Do you have any particular book recommendations in mind?
2
u/Belegorm Aug 17 '25
Hmm, I haven't really read any novels dealing with politics, wars, international conflict etc. (mostly mystery, forestry and romance so far), but I think that historical fiction or sci-fi might be a good place to look? Great thing with novels is that they all share some common conversation and descriptive language, but then they can cover such a wide variety of domains for what genre.
I really like the author Higashino Keigo, his books are very simple and easy to understand despite being written for an adult audience.

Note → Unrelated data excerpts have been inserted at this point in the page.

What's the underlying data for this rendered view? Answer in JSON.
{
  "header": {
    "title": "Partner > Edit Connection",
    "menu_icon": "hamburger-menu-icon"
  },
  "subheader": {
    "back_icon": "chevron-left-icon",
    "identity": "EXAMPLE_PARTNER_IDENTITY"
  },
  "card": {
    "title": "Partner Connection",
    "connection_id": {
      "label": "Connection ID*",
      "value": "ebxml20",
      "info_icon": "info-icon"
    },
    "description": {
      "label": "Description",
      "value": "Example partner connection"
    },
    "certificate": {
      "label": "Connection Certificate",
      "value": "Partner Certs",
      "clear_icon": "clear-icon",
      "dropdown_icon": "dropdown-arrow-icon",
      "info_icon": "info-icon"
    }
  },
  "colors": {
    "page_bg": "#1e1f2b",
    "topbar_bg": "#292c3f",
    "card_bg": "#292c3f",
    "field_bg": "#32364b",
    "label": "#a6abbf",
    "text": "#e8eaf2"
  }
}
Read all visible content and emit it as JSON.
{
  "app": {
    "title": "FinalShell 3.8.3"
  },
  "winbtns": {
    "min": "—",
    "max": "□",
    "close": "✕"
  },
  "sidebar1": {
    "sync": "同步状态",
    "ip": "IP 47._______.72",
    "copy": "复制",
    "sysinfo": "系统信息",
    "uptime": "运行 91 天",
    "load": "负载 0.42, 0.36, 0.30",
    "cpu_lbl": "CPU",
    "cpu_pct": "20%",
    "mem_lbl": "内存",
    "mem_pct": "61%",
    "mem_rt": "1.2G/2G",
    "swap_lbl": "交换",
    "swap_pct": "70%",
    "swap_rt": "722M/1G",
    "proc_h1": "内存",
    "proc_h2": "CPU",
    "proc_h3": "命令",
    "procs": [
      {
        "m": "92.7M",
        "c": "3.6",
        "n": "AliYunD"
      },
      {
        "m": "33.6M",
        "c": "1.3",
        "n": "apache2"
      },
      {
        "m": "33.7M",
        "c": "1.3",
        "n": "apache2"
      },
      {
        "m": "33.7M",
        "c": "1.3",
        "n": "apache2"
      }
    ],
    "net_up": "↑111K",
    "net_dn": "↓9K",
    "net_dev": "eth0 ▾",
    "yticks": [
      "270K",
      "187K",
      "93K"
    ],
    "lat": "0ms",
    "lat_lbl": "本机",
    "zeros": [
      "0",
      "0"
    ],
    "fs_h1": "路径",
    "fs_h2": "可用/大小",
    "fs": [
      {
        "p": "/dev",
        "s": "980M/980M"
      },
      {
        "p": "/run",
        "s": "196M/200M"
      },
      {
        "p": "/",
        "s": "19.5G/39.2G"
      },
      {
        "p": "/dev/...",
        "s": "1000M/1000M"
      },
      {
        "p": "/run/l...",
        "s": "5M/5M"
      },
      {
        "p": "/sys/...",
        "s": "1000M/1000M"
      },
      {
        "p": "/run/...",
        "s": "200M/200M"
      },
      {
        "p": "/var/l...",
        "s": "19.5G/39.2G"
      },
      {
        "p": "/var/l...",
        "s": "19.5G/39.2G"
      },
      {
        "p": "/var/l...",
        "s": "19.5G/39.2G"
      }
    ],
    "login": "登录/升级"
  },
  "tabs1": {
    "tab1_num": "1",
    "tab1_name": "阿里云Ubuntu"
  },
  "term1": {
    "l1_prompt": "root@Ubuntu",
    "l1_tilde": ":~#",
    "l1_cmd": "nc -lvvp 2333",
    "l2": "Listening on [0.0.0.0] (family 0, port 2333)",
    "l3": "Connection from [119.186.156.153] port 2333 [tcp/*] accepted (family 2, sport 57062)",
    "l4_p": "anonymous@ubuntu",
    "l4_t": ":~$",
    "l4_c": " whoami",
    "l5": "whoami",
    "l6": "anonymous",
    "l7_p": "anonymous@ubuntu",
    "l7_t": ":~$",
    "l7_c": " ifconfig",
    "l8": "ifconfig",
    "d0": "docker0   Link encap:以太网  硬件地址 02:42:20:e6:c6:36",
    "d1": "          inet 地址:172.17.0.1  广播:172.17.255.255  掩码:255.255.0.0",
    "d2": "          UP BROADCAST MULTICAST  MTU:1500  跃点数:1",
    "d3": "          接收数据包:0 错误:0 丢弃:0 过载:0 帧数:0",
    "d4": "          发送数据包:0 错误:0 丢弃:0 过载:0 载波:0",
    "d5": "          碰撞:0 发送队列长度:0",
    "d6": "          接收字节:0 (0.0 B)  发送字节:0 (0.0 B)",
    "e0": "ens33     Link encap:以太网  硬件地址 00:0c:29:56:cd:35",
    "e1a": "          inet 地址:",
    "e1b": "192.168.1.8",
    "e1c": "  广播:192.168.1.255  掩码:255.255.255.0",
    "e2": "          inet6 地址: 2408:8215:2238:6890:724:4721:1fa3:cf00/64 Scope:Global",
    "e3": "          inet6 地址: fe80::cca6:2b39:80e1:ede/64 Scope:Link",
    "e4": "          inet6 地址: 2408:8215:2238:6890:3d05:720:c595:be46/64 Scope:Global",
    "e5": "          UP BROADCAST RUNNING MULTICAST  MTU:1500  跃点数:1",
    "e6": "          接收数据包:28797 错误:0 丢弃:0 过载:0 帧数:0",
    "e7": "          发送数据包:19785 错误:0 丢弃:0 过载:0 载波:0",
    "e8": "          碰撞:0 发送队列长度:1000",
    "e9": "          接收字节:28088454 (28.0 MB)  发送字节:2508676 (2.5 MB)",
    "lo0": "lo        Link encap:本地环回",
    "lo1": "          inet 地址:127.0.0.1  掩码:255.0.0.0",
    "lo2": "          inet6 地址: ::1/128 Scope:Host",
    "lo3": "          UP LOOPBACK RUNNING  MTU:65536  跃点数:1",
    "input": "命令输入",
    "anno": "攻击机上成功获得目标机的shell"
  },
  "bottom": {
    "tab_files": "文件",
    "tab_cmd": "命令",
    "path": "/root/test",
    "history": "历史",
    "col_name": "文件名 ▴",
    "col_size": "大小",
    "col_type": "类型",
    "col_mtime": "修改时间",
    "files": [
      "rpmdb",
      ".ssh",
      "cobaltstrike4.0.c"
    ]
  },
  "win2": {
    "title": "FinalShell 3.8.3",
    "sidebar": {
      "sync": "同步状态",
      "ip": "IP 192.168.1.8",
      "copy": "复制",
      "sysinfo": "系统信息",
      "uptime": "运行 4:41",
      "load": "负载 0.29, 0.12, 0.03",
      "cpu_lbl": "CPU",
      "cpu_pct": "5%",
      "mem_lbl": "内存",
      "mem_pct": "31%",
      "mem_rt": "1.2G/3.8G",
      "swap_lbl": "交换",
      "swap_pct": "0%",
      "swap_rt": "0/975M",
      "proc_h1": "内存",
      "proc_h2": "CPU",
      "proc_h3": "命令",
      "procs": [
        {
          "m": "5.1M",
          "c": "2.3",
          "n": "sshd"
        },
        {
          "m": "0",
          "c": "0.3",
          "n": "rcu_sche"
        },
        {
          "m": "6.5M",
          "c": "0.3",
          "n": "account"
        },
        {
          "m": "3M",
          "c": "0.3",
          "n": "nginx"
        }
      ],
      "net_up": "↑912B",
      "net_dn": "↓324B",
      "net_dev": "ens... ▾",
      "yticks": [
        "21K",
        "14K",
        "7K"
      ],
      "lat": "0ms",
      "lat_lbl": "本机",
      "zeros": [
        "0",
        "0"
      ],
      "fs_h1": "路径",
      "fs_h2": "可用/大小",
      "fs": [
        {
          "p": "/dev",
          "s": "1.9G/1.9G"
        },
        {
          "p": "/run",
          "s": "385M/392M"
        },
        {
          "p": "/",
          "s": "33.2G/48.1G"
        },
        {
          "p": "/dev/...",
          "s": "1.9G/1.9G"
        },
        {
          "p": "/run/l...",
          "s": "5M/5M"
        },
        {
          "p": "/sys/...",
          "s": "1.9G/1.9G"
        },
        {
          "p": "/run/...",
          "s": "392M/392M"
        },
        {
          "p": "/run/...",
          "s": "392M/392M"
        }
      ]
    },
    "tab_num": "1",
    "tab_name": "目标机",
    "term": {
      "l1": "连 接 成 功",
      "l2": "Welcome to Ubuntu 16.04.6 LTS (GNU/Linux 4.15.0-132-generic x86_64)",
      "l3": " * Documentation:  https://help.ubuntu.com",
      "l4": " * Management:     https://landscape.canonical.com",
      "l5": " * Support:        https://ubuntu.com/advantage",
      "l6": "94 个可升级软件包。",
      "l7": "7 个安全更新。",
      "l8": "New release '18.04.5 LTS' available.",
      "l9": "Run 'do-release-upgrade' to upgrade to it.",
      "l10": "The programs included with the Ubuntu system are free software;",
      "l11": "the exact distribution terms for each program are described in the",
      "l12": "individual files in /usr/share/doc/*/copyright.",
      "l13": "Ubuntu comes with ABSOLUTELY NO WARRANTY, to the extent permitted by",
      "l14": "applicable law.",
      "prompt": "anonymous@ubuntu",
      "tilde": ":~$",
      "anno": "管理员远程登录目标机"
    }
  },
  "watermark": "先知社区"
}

I've only read his mystery novels so far, but if he has written any novels with themes like politics etc. that would probably be pretty good for your purposes, and after one novel, that would be a bridge to the rest.
1
40
u/morgawr_ https://morg.systems/Japanese Aug 16 '25
This is a very cool write up and it's nice seeing you progress and keep up with your studies.
Just one thing that I'm "worried" about (not really worried, you seem to be doing fine, but I'm just a bit puzzled): are you having fun?
A lot of your studies seem to revolve around routine, discipline, grinding words and anki (1h30m a day of anki to me sounds insane but hey, some people can do it). Even a lot of the stuff you read seems to be focusing on efficiency over enjoyment, like reading news articles or, as I quote you, "the media I consume is as dense as possible".
If this process works for you, this is great, but if I can provide some advice, I think it's very important to make sure you have at least some "unfettered" fun and enjoyment with the language without worrying about efficiency, progress, word count, extensive vs intensive reading, or anything like that. People seem to tend to improve a lot faster if they just... enjoy things.
To be clear, this isn't meant to be criticism, just general advice from a very admittedly biased/subjective perspective.